Indeed, nearly all the old writers agree in
recognizing the existence of the faculty of fascination; and among the
Romans it was so universally admitted, that in the "Decemvirales Tabulae"
there was a law prohibiting the exercise of it under a capital
penalty:--"_Ne pelliciunto alienas segeles, excantando, ne incantando; ne
agrum defraudanto._" Some jurisconsults skilled in the ancient law say that
boys are sometimes fascinated by the burning eyes of these infected men so
as to lose all their health and strength.
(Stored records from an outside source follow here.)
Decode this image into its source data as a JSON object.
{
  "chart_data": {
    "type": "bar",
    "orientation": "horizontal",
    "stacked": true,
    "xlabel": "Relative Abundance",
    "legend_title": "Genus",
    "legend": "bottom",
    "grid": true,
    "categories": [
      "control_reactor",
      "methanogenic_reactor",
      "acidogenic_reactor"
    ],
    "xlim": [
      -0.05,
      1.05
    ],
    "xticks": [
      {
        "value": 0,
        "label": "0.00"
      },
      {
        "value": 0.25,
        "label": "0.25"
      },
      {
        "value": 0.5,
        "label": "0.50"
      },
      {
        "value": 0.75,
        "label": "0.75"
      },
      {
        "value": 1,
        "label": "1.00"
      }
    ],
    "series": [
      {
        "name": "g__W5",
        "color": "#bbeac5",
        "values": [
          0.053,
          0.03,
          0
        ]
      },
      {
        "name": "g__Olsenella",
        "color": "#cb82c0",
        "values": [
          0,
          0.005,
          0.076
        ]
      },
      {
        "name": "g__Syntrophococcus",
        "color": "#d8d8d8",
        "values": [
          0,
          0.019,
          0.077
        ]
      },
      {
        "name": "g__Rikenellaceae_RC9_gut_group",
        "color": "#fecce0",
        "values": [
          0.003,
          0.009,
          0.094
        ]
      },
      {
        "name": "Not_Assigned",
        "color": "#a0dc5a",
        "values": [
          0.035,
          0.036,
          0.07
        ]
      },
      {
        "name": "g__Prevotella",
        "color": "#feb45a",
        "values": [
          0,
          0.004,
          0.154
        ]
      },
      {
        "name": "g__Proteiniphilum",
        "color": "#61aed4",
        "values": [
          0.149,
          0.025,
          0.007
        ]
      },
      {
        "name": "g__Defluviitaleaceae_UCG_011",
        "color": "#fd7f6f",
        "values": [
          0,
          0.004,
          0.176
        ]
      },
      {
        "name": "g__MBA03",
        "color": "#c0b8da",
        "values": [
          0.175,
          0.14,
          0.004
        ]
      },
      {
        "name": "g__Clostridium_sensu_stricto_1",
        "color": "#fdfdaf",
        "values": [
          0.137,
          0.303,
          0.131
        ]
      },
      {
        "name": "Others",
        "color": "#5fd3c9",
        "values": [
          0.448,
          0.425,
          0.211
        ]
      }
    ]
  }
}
Pliny relates that one Caius
Furius Cresinus, a freedman, having been very successful in cultivating his
farms, became an object of envy, and was publicly accused of poisoning by
arts of fascination his neighbors' fruits; whereupon he brought into the
Forum his daughter, ploughs, tools, and oxen, and, pointing to them,
said,--"These which I have brought, and my labor, sweat, watching, and
care, (which I cannot bring,) are all my arts." Let those who consider the
moving of tables as wonderful listen to the surprising statement of Pliny
as to an occurrence in his own time, when a whole olive-orchard belonging
to a certain Vectius Marcellus, a Roman knight, crossed over the public
way, and took its place, ground and all, on the other side. [Footnote:
Plinii _Nat. Hist._ Lib. xvii. cap. 38.] This same fact is also alluded to
by Virgil in his Eighth Eclogue, on _Pharmaceutria_ (all of which, by the
way, he stole from Theocritus):--
"Atque satas alio vidi traducere messes.